A great idea: absolutely serious debates over unanswerable questions (cats versus dogs, comfort or fashion?), with smart, funny people. This time, Janeane Garofalo, Eugene Mirman, Aparna Nancherla, Bridey Elliott, and David Rees will discuss whether film can keep up with print.
Leonard Nimoy Thalia, July 17, 8 p.m.
18. Hear Lil Wayne With T.I., Future, and 2 Chainz
At Jones Beach.
Because Jay-Z isn’t the only game in town this week.
July 19, 6 p.m.
Pretty Much Uncategorizable
19. See Kaiju Big Battel
More or less a parody of a Japanese-monster showdown, come to life in pro-wrestling form. Godzilla-ish creatures battle for world domination, supervised by the Kaiju Commissioner; a referee; and Anthony Salbino, an urban-renewal expert who helps rebuild after the rampaging.
Stage 48, 605 W. 48th St., July 20; details at kaiju.com.
20. See The Hunt
A different flavor from Hannibal.
Those of us in the Mads Mikkelsen fan club love how little that taut visage moves yet how much is signaled by those liquid eyes. Mikkelsen has been a creepy-crawly Bond villain and a chilling Hannibal Lecter. But how is he as an unstable schoolteacher unjustly accused of molesting a child? Unspeakably moving. Thomas Vinterberg’s The Hunt shows us a rural community turned inside out by hysteria—and Mikkelsen keeps you riveted to the last unnerving shot. —D.E.
In theaters now.
21. Watch Whose Line Is It Anyway?
Making it up since 1998.
One of the few consistently satisfying comedies in recent TV history, this former ABC series is returning via the CW. The host is new—Aisha Tyler, Archer’s svelte badass superspy—but the format is the same, and the producers had the sense to keep Wayne Brady, Ryan Stiles, and Colin Mochrie. When this gang is cooking, they deliver an action-movie-level adrenaline rush. —Matt Zoller Seitz
The CW, July 16, 8 p.m.
22. Hear Fun.
Joined by Tegan and Sara.
And watch for Lena Dunham in the audience.
Pier 26, Hudson River Park, July 22 and 23, 7 p.m.

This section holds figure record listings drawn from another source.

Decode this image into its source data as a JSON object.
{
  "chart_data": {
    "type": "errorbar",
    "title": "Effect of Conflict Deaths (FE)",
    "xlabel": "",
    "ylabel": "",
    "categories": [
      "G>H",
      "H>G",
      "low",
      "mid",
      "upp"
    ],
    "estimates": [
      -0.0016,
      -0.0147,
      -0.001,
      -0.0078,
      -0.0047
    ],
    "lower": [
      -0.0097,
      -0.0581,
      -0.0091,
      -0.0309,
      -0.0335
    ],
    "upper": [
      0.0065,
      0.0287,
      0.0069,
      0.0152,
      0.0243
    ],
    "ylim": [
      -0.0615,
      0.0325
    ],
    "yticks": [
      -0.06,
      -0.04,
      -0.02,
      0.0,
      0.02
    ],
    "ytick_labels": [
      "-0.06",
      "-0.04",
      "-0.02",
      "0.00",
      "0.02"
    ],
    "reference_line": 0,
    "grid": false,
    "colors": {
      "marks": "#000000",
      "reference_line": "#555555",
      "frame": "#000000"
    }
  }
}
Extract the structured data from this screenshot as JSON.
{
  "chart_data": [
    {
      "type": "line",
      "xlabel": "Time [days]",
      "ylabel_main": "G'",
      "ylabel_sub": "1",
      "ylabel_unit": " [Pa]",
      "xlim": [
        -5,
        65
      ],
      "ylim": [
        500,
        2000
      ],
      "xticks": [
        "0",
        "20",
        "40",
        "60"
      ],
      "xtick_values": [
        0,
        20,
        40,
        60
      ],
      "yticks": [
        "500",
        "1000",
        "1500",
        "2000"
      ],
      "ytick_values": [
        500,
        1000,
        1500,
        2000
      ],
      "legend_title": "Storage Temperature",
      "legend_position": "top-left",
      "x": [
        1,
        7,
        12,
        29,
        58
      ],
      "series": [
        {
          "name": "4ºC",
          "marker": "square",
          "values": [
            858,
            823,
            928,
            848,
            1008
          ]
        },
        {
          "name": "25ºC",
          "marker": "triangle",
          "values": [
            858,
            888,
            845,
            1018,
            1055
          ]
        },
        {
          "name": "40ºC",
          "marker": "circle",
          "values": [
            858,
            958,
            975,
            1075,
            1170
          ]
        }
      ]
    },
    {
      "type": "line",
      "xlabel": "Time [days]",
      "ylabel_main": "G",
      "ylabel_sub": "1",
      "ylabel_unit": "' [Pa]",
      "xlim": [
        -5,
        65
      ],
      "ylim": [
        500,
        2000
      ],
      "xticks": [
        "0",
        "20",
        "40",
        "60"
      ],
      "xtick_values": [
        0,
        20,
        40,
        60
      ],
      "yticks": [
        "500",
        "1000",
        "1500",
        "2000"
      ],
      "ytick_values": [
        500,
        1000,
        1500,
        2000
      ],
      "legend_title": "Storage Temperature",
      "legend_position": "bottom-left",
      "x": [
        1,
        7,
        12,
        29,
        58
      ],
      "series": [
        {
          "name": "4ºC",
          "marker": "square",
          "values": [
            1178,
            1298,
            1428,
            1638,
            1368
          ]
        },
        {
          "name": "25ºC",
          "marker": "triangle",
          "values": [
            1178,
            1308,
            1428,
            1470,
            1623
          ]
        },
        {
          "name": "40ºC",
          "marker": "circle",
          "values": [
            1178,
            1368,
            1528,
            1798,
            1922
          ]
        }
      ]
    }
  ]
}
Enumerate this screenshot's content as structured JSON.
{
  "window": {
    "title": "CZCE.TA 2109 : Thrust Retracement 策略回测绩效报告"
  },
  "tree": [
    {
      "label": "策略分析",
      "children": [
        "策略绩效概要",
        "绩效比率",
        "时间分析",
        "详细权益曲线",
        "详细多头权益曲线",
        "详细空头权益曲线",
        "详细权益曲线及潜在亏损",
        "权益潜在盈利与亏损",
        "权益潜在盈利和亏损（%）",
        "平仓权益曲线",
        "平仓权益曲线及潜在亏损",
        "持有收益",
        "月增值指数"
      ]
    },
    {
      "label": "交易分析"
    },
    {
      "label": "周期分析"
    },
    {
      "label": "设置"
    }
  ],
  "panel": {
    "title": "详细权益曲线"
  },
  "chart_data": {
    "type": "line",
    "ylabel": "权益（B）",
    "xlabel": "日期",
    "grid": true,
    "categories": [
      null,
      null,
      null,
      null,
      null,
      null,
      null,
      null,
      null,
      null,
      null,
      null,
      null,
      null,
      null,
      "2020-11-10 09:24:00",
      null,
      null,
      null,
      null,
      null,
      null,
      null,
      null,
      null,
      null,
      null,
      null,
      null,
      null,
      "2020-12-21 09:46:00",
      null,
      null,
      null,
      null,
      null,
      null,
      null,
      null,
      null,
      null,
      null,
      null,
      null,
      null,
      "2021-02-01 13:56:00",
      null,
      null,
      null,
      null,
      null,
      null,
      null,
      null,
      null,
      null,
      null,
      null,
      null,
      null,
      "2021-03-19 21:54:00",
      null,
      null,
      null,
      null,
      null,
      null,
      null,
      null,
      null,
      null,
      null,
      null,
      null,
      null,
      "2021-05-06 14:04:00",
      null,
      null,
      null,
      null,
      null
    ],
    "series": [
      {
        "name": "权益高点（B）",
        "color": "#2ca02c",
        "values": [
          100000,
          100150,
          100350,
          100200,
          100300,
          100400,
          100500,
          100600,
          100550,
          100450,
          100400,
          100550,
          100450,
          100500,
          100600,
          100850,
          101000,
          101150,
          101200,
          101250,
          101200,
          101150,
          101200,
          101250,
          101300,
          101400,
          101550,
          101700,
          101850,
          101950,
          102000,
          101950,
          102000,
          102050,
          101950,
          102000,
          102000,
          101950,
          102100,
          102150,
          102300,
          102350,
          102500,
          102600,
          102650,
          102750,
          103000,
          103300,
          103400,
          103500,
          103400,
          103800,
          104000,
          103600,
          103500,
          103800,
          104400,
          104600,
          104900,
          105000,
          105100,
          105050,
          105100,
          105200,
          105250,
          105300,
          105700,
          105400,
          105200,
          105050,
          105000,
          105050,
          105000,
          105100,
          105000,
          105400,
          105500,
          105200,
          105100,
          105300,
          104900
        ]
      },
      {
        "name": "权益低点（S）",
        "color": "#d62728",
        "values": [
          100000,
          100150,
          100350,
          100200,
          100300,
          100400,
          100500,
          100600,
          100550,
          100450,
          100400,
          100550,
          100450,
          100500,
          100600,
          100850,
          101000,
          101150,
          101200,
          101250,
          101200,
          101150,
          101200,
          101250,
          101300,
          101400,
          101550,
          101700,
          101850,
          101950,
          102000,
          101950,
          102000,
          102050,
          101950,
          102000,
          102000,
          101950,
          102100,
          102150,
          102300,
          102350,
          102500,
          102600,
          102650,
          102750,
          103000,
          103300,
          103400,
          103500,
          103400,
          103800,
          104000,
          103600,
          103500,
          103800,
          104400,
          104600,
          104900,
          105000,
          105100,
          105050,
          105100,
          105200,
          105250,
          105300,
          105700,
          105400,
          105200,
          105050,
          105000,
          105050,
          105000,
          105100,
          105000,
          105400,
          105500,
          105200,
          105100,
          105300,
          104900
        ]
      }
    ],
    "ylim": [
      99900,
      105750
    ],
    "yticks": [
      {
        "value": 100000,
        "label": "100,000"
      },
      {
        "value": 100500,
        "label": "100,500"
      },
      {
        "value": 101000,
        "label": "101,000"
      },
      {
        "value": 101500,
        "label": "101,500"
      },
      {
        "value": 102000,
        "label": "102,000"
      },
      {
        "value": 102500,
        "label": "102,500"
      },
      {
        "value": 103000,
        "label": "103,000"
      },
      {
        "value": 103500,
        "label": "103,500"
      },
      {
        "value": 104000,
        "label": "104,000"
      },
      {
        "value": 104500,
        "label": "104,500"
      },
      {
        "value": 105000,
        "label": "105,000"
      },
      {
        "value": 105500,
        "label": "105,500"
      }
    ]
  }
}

23. Watch The Cheshire Murders
HBO recounts a crime that shocked Cheshire, Connecticut: a home invasion by ex-cons Steven Hayes and Joshua Komisarjevsky that went on all night and ended with arson, rape, and three murders. As presented by filmmakers Kate Davis and David Heilbroner, the case is not a random atrocity but the end product of a systemic breakdown, caused by failures in police work, the parole system, and mental-health care. —M.Z.S.
HBO, July 22, 9 p.m.
24. Hear Martin Amis and Ian McEwan
Great writers, talking.
Amis and McEwan team up at the 92nd Street Y to talk about—I have no idea, but one hopes literature, aging, their late friend Christopher Hitchens, and which of them writes better sex scenes. —K.S.
92nd St. Y, July 22.
25. Read The Mad Fold-In Collection
Snappy answers to academics’ questions.
Columbia University just announced that it’s acquiring the archive of Mad’s Al Jaffee. He’s been drawing for Mad since 1955, and a shockingly high percentage of his work holds up; mark the occasion with this luxe four-volume set, published in 2011. Every page is a Scene We’d Like to See.